CU Prime is one such program that is working to ensure that students are successful in the classroom.
Students are less likely to have taken physics in high school than they are biology. So when they come, it’s not a surprise that if they’re looking at majors or they’re looking at classes to take in college, biology is more familiar and maybe it seems more interesting and they build a greater sense of confidence in their ability to do it.”
The initiative pairs undergraduate students with mentors from grad programs, allowing new students to engage in research in the early stages of their academic career and showcase their work.
Women in Physics, a community of undergraduate students, graduate students and faculty at CU, recently held a three-day regional conference where students attended workshops and panels on topics such as “Careers in Physics,” “Life in Graduate School” and “Creating Inclusive Communities in Physics.”
With programs such as these, Finkelstein says, “We are on the leading edge of a national movement.”
He adds, “The more inclusive excellence is a topic of discussion on our campus, the better off we all are for it.”
However, women are not underrepresented in all STEM majors. Mathematics, the life sciences such as biology and the social sciences produce a greater number of women graduates.
“Students reach college with different exposure to different areas of science,” Ito explains. “Students are less likely to have taken physics in high school than they are biology. So when they come, it’s not a surprise that if they’re looking at majors or they’re looking at classes to take in college, biology is more familiar and maybe it seems more interesting and they build a greater sense of confidence in their ability to do it.”
Ito explains, “They’re more likely to take those classes and maybe more likely to entertain the possibility of being a biology major.”
Creating a sense of belonging for women in physics conveys benefits beyond the classroom.
“The more women you have going into the profession, the more diversity you are getting in the workforce, and that can be more innovative,” Ito says.
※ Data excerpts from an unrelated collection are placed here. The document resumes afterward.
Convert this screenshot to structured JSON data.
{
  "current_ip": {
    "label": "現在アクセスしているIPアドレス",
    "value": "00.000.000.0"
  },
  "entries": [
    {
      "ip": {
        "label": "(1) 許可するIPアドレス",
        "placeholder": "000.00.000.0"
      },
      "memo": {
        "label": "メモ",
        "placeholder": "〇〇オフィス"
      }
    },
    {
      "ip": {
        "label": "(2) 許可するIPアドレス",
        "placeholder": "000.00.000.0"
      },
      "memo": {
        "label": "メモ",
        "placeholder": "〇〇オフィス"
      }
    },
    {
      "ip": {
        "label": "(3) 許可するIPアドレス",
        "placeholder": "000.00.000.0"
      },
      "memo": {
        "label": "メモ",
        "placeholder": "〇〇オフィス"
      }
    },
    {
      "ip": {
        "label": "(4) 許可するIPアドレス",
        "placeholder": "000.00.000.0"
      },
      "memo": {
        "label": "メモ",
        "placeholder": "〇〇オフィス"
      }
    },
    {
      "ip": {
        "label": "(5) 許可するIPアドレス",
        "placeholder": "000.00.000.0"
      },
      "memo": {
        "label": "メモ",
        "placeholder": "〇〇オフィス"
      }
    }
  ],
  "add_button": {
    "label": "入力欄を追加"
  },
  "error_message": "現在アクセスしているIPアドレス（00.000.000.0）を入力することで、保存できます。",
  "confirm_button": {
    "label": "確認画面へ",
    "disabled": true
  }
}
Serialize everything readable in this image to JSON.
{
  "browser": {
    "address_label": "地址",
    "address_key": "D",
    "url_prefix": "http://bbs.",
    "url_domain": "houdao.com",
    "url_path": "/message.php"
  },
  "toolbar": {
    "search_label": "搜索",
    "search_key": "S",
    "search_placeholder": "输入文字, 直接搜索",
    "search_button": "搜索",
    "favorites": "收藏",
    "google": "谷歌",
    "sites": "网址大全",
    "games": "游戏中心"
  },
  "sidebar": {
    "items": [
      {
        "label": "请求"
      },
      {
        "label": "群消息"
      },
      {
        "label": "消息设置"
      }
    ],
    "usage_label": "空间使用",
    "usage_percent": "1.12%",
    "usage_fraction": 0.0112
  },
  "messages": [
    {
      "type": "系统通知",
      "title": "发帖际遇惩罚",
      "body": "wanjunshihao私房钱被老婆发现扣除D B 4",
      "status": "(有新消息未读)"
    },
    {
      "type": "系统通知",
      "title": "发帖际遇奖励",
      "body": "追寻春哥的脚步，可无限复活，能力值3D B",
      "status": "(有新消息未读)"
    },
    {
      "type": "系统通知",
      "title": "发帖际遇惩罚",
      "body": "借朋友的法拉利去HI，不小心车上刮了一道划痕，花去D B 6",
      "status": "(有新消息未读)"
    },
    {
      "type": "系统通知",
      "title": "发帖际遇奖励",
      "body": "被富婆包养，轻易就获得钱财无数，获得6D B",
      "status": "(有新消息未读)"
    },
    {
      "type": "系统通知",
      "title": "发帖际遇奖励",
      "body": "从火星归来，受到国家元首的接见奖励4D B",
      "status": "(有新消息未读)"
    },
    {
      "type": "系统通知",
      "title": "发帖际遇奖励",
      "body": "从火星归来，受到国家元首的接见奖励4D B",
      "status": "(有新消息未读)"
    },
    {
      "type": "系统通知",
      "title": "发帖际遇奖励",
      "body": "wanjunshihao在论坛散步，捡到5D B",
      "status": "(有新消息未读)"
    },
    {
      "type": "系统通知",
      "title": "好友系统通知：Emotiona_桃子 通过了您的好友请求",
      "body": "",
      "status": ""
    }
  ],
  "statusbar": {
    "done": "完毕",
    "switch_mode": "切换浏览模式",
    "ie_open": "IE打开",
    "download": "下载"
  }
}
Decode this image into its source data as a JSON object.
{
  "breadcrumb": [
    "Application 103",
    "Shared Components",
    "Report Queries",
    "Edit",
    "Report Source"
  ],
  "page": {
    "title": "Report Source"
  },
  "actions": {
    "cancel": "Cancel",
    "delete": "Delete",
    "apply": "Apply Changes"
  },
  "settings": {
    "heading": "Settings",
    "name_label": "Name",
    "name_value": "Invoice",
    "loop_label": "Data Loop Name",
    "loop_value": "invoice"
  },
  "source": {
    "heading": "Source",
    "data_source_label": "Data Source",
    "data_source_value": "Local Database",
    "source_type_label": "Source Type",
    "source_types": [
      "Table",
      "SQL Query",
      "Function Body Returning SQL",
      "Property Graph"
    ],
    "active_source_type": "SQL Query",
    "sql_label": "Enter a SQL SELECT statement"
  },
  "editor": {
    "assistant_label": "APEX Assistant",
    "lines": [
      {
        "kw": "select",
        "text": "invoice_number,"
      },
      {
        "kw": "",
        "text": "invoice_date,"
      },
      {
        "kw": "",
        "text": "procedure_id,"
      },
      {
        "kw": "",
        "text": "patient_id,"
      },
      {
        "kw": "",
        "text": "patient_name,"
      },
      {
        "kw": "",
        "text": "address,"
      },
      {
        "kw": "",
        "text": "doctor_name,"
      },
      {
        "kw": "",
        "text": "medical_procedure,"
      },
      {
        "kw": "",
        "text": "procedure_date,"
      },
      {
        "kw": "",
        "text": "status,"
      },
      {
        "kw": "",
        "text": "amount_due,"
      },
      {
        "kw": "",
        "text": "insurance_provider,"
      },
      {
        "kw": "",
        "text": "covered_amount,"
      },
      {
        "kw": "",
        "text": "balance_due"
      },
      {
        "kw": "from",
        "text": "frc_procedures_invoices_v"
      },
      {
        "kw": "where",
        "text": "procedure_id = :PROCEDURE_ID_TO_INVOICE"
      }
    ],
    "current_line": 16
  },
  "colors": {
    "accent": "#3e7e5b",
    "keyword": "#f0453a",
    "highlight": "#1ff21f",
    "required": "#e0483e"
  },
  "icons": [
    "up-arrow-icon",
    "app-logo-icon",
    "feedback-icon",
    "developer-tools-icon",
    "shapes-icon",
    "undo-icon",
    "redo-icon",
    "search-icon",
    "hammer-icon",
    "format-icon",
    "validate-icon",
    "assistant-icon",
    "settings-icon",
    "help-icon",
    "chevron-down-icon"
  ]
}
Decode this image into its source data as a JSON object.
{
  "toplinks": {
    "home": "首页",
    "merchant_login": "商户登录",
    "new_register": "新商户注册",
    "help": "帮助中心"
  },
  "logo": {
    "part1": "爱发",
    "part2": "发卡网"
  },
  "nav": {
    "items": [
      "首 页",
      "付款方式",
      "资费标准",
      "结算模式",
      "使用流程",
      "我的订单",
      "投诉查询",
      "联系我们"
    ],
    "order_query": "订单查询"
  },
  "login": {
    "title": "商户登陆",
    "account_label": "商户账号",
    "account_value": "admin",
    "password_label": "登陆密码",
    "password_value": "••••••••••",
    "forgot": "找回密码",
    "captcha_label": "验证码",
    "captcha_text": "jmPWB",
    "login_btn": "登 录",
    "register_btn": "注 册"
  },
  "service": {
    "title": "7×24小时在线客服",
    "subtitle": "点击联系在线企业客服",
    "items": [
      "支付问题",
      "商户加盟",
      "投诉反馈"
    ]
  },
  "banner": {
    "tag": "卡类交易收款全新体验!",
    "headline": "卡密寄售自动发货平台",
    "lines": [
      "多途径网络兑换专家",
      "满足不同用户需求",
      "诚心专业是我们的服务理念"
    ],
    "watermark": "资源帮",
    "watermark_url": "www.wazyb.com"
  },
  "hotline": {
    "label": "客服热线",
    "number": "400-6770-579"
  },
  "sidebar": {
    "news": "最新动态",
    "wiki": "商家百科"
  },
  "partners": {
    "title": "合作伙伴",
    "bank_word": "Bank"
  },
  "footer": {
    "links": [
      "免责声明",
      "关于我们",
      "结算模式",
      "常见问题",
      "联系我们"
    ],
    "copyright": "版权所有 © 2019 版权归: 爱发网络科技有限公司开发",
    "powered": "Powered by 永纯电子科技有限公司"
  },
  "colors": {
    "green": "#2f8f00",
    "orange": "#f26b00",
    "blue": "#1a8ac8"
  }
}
“The leading national argument for more women in physics is workforce needs,” Finkelstein says. “I’m going to flip that. Let’s have more women in the workforce not to meet the needs of Lockheed Martin, but to define what Lockheed Martin becomes. They are the people who define what the workforce of tomorrow is.”
CU Boulder faculty have won nine MacArthur “Genius” Grants, four of them awarded to women. Three of the four CU Boulder female Genius Grant winners were physicists.
“Women are our geniuses on campus, so let’s support that,” Finkelstein says. “More people should have access to take physics and understand that this is apart of their broad liberal education, and should she want to, any woman, in our school system at any level should be allowed access to, supported, and promoted in doing physics.”
He adds, “Diversity is a form of strength in our system. The great American experiment has been one of diversity and inclusion. And that is something we have to celebrate.”